Il caso è esploso a Roma Termini e Fiumicino, ma ogni città vive intensamente questo problema. Che quando in passato si è presentato e si è paventato un qualche provvedimento a favore dei consumatori, le coop dei taxisti hanno risposto immobilizzando le città coi loro veicoli fermi e con l’assenza del loro servizio.
Ogni tanto qualche Comune concede qualche licenza in più (numeri molto striminziti), ma la cosa finisce lì e il problema rimane con un principio che sembra irrinunciabile: i guadagni dei taxisti, in volume e per limiti alla concorrenza, non può essere toccato, quasi fosse un principio sacrosanto di pubblica utilità.
È dei giorni scorsi una sentenza della Corte europea di Giustizia (1) che, esprimendosi su un caso spagnolo, chiarisce che proteggere il guadagno dei tassisti a scapito dei consumatori non è accettabile.
Una sorta di bomba nello stagno in cui taxisti e pubbliche amministrazioni alimentano le proprie rendite di posizione. I primi, i taxisti, per la difesa dei loro redditi; i secondi, i Comuni, la pace sociale e urbana che deriva loro da non affrontare mai il problema alla radice, con una sorta di rimando non si capisce bene a che cosa. Il risultato è quello che i consumatori vivono sulla propria pelle, con tempi di attesa dei taxi in luoghi particolarmente affollati come stazioni ferroviarie ed aeroporti, che talvolta sono anche superiori al tempo impiegato per giungere nella specifica città.
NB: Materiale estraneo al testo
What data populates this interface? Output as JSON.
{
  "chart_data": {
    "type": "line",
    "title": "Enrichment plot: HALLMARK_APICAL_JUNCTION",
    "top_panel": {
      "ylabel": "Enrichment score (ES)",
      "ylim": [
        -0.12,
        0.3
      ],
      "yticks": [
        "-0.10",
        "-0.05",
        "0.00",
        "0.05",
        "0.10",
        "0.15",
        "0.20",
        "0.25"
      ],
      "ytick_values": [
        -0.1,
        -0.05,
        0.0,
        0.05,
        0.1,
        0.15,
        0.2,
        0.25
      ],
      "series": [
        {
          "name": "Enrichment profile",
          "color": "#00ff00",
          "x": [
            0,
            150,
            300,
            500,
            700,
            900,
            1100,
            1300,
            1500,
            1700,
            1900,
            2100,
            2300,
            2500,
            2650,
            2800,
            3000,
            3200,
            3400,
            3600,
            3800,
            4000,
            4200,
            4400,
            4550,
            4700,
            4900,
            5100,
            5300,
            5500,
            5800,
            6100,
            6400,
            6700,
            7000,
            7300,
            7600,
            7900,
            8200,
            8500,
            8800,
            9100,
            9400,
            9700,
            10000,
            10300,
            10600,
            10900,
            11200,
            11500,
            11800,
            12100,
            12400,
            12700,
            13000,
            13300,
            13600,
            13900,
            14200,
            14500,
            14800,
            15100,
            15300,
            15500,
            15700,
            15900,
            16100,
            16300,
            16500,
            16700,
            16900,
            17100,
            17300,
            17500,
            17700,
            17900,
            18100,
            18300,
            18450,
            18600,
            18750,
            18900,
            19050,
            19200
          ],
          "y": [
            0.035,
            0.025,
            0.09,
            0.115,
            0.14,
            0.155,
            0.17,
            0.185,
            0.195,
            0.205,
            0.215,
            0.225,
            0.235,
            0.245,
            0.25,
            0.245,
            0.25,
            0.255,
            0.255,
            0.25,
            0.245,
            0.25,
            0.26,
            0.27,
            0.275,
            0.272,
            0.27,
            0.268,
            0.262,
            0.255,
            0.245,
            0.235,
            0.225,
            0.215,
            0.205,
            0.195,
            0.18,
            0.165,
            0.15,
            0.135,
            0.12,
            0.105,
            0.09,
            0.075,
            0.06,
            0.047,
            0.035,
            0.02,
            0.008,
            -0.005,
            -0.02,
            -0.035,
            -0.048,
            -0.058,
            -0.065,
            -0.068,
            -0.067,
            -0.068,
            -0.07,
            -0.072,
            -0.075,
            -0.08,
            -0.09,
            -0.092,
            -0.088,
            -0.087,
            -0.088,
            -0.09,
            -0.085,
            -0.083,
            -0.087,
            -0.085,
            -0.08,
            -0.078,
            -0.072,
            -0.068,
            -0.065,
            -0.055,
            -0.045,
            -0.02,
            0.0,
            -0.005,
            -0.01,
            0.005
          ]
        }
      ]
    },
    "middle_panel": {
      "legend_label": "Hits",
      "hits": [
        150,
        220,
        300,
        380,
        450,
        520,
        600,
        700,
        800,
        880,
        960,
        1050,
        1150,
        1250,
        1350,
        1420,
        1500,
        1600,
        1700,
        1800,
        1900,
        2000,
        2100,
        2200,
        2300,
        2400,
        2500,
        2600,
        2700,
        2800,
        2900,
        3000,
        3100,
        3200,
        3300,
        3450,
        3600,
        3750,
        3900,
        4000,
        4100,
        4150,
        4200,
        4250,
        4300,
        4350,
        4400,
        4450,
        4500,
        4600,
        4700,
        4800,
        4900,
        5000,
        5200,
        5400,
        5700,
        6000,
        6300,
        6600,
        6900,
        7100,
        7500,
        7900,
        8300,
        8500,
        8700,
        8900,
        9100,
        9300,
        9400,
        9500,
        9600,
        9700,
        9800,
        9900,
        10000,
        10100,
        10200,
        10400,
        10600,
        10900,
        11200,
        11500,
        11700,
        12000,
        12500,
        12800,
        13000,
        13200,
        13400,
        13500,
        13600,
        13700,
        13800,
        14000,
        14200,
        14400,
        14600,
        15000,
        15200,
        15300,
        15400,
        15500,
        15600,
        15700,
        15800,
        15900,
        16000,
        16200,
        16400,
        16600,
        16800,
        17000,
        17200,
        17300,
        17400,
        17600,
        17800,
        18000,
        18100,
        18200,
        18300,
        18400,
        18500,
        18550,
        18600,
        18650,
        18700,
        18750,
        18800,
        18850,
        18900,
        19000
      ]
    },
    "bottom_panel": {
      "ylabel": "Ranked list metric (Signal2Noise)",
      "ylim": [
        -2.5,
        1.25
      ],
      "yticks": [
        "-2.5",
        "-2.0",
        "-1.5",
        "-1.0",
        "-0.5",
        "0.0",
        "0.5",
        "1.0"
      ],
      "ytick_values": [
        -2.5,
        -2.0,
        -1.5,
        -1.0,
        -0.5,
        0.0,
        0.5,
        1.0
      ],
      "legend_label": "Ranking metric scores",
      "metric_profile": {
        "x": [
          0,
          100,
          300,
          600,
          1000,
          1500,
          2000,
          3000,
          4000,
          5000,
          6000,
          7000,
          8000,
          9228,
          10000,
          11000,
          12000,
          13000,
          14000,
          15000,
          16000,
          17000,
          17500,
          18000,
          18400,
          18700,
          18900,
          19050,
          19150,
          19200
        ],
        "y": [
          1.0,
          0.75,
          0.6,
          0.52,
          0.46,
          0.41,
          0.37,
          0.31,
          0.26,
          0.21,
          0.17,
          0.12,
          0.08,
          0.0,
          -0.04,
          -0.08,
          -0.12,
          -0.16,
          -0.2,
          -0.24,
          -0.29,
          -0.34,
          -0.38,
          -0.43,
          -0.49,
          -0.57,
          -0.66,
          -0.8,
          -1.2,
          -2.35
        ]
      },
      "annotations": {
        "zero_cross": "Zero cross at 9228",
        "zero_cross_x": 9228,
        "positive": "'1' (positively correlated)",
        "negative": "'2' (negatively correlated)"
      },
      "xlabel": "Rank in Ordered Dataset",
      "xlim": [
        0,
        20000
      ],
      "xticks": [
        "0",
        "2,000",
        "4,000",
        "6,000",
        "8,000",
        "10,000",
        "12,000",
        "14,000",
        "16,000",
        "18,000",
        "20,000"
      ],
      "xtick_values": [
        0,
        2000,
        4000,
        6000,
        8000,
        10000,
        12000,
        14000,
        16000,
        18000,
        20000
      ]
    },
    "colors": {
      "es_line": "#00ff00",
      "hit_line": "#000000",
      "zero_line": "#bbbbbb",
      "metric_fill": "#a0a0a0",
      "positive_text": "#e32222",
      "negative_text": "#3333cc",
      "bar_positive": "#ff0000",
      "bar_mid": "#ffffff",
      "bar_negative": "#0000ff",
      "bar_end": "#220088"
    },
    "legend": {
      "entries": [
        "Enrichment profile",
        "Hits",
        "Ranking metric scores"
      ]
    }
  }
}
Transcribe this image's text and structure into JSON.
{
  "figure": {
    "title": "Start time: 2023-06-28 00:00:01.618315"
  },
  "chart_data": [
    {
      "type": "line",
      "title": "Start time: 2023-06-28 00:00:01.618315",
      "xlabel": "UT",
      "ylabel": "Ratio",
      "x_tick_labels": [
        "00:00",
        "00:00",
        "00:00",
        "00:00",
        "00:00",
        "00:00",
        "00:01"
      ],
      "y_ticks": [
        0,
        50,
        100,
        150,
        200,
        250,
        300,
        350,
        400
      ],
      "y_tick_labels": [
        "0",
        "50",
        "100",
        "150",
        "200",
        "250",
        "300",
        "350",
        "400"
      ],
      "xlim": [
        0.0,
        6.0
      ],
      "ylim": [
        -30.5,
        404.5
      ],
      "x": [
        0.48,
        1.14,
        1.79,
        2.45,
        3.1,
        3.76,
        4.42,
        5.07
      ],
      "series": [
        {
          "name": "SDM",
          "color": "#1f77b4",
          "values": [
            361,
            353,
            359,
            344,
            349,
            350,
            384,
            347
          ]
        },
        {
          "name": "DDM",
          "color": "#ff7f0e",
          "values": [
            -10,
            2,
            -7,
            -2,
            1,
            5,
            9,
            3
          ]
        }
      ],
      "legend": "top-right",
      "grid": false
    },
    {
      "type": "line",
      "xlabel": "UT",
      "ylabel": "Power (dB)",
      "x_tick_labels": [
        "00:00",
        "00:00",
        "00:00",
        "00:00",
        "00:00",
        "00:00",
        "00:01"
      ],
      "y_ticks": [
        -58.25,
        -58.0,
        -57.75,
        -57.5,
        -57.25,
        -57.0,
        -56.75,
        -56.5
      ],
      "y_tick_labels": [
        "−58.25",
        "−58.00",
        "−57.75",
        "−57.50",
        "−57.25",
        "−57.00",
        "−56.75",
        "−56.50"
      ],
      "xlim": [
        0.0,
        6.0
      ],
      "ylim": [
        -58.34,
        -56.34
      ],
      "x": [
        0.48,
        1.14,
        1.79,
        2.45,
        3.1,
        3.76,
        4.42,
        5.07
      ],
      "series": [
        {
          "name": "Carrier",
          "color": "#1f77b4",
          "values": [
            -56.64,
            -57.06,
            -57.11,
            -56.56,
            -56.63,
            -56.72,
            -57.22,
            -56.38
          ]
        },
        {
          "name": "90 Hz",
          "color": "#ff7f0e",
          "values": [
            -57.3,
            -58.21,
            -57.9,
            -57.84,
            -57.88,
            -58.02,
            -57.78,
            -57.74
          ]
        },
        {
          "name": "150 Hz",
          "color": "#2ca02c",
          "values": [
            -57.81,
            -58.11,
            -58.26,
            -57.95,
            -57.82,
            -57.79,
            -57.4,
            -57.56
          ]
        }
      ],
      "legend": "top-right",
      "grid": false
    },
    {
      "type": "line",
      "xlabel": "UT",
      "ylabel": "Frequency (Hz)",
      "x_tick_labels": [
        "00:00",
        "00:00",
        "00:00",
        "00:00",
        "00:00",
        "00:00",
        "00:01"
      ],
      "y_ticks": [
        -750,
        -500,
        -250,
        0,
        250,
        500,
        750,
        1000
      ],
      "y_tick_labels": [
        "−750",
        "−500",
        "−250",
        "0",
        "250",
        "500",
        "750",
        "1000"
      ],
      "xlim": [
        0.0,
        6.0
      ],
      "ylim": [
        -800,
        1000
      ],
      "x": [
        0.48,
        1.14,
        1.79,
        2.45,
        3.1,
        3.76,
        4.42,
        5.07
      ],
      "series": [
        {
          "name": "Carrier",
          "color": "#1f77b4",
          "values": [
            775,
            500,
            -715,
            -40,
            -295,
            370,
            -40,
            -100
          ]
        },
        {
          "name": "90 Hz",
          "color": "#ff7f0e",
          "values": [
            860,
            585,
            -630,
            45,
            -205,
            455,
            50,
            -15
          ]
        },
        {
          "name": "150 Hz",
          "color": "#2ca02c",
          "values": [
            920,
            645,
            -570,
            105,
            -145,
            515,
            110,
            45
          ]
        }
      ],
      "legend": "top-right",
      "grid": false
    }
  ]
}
Questa sentenza di Lussemburgo stabilisce anche un altro principio: le doppie autorizzazioni per i taxisti (nazionali e locali) valgono se funzionali al servizio pubblico che questi mezzi forniscono. Siccome al momento le autorizzazioni locali sono state sempre un freno per fornire un servizio all’altezza della bisogna, non sarà il caso di intervenire modificando le regole?